The people appear to be in a massive hurry too. Their lines are rushed, their actions, even more so. Shot mainly in Vizag, characters jump into planes, hop across oceans, beat each other up, yell threats over smartphones and it's all over before you can say, "Wha?!"

Released after several delays, the third in the Singam franchise is a cop film on acid with plenty of manic "nationalism". Imagine, there's even a sequence when the villain, who has no respect for India, tells a white woman he's battering (in order to threaten her husband for information), that if only the man had been Indian, he'd have given away the information well before his wife was treated so brutally. Because obviously, Indian husbands = world's best.

If even the villain is capable of such sentiments, must we ask about the hero? The gravity-defying scene in which Singam (Suriya) makes an entry has him thulping a bunch of goons and yelling that he's not TN police or AP police but "INNNDDIAANN police!" The declaration is so loud that I'm pretty sure the jawans at Siachen heard him.

Somewhere along the way, he goes from Indian police to "universal cop" but you couldn't care less. Director Hari's first two films in the series worked because they had a strong plot. Sure, they were bombastic and there was a good amount of fantasy involved in the super cop's characterisation but at the end of the day, they had a story to tell. There was something for the lion to hunt.

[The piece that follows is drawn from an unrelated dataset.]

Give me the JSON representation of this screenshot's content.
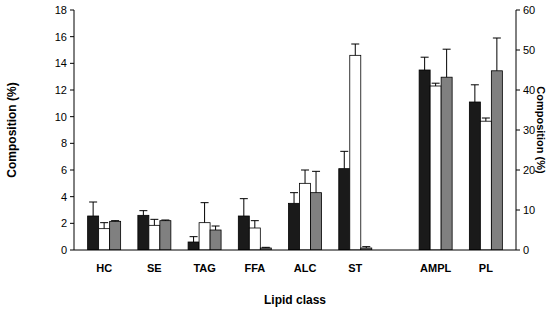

Singam 3, on the other hand, is a patchwork product. Item numbers + mandatory second heroine + stunt sequences + low IQ villains. The script is embarrassing. At one point, when Singam is stopped at an Australian airport on the suspicion that he's a drug dealer, the Australian cops let him off after watching a YouTube video of him in khaki. The narrative is heavily dependent on technology hacking but the storytelling is so lazy that this could have been a Vijaykanth film with Paintbrush presented to you as "advanced software".

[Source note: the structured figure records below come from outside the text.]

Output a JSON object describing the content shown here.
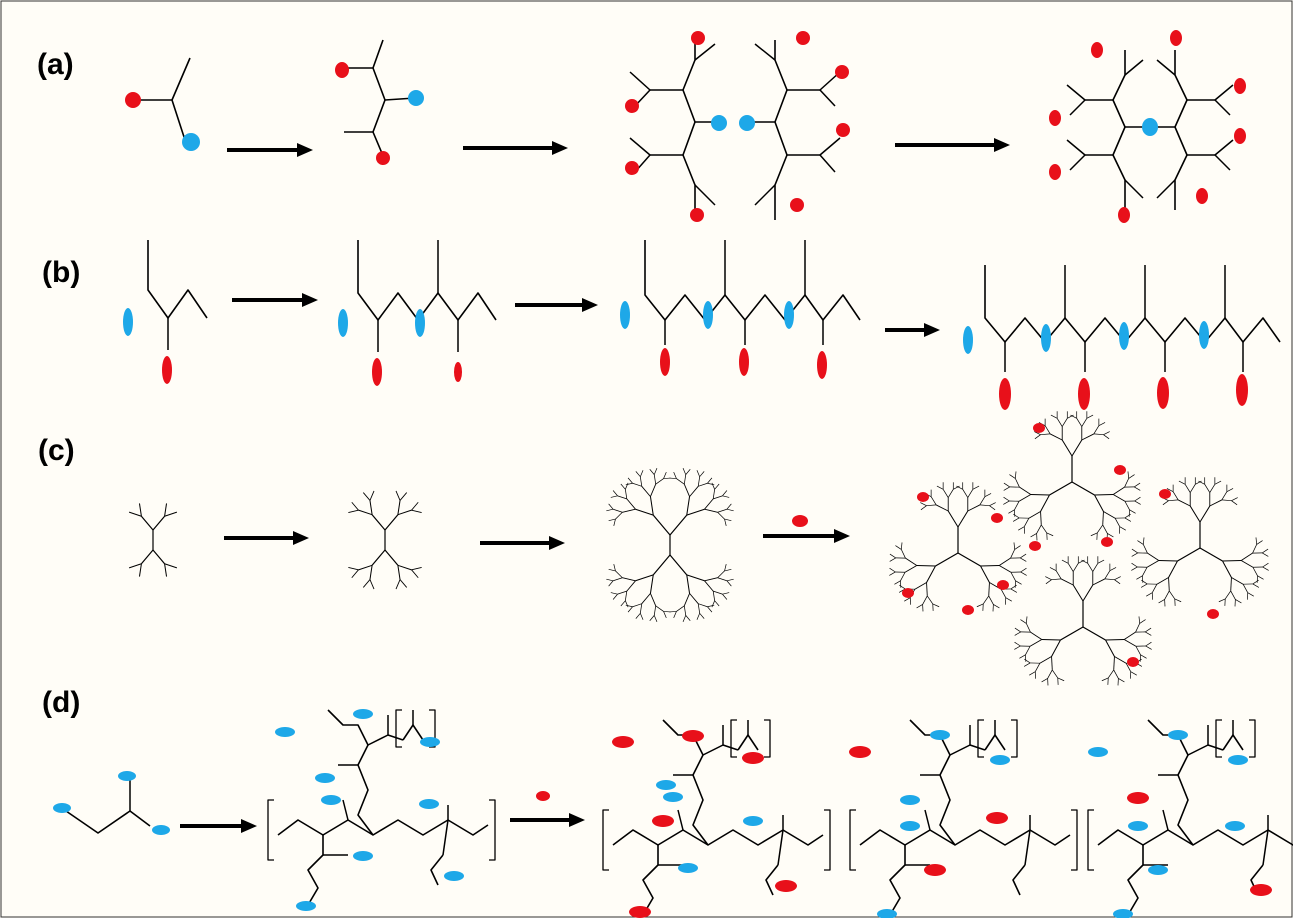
{
  "rows": [
    {
      "label": "(a)",
      "name": "row-a"
    },
    {
      "label": "(b)",
      "name": "row-b"
    },
    {
      "label": "(c)",
      "name": "row-c"
    },
    {
      "label": "(d)",
      "name": "row-d"
    }
  ],
  "colors": {
    "background": "#fffdf7",
    "line": "#000000",
    "red_group": "#e8101a",
    "blue_group": "#1ea8e8"
  }
}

Anushka Shetty appears as Singam's wife once again but is barely there. Oh, she gets to be nationalistic too. At an international airport, she tells the female security officer that she cannot remove her thali because she's an Indian woman. Are we still in the days of Andha Ezhu Naatkal? In the few scenes that she does appear, however, there's that old warmth between the couple that I wish we could have seen some more of.

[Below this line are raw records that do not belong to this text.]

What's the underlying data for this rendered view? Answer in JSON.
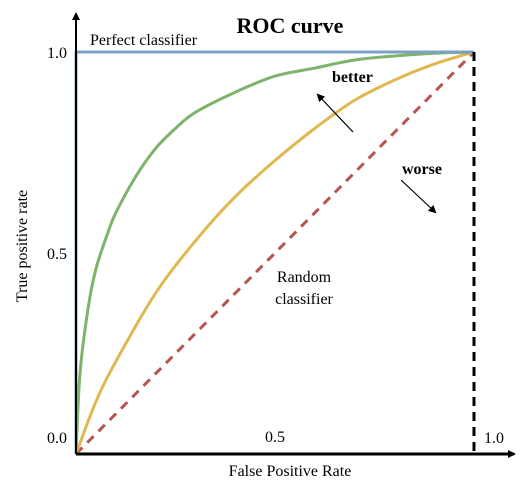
{
  "chart_data": {
    "type": "line",
    "title": "ROC curve",
    "xlabel": "False Positive Rate",
    "ylabel": "True positive rate",
    "xlim": [
      0,
      1
    ],
    "ylim": [
      0,
      1
    ],
    "x_ticks": [
      {
        "value": 0.0,
        "label": "0.0"
      },
      {
        "value": 0.5,
        "label": "0.5"
      },
      {
        "value": 1.0,
        "label": "1.0"
      }
    ],
    "y_ticks": [
      {
        "value": 0.5,
        "label": "0.5"
      },
      {
        "value": 1.0,
        "label": "1.0"
      }
    ],
    "grid": false,
    "series": [
      {
        "name": "Perfect classifier",
        "color": "#7aa0c4",
        "style": "solid",
        "x": [
          0,
          0,
          1
        ],
        "y": [
          0,
          1,
          1
        ]
      },
      {
        "name": "",
        "color": "#7db36a",
        "style": "solid",
        "x": [
          0,
          0.01,
          0.03,
          0.05,
          0.08,
          0.1,
          0.15,
          0.2,
          0.25,
          0.3,
          0.4,
          0.5,
          0.6,
          0.7,
          0.8,
          0.9,
          1.0
        ],
        "y": [
          0,
          0.2,
          0.36,
          0.46,
          0.55,
          0.6,
          0.69,
          0.76,
          0.81,
          0.85,
          0.9,
          0.94,
          0.96,
          0.98,
          0.99,
          0.997,
          1.0
        ]
      },
      {
        "name": "",
        "color": "#e0b850",
        "style": "solid",
        "x": [
          0,
          0.05,
          0.1,
          0.2,
          0.3,
          0.4,
          0.5,
          0.6,
          0.7,
          0.8,
          0.9,
          1.0
        ],
        "y": [
          0,
          0.13,
          0.23,
          0.4,
          0.53,
          0.64,
          0.73,
          0.81,
          0.88,
          0.93,
          0.97,
          1.0
        ]
      },
      {
        "name": "Random classifier",
        "color": "#b85450",
        "style": "dashed",
        "x": [
          0,
          1
        ],
        "y": [
          0,
          1
        ]
      }
    ],
    "annotations": [
      {
        "text": "Perfect classifier"
      },
      {
        "text": "better"
      },
      {
        "text": "worse"
      },
      {
        "text": "Random"
      },
      {
        "text": "classifier"
      }
    ]
  }
}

Shruti Haasan (who I suppose was included because of her popularity in Tollywood) is modeled pretty much on Hansika's character in the second film, only much dumber. She plays an "investigative" journalist who… surprise!... falls in love with the macho cop.

Singam tells her things like "ponnunga police station vara koodadhu" (women shouldn’t come to the police station), "ponnunga indha maari edathuku vara koodadhu" (women shouldn’t come to such places) - why the why, Suriya? You're one actor who hasn't done this "advising women" thing in your films too much. Why get into it now? Let ponnunga decide what they should do for themselves please. You'd be doing them a greater favour than making numerous dosas.

Thakur Anoop Singh is the chief villain. He'd be perfect for a shampoo commercial, given his lovely hair, but fails to excite proceedings in the tacky plot. His Tamil is strange, his English is stranger (definitely doesn't sound Aussie if that's what he was going for) and it's hard to take the man's yelling seriously.

By the time Singam 3 makes its way to a tired finish without a single surprise thrown at you, your eardrums are throbbing from the assault (Harris Jayaraj have mercy!). Suriya looks superbly fit, his moustache is a work of art. But the film's too noisy to even ogle him in peace.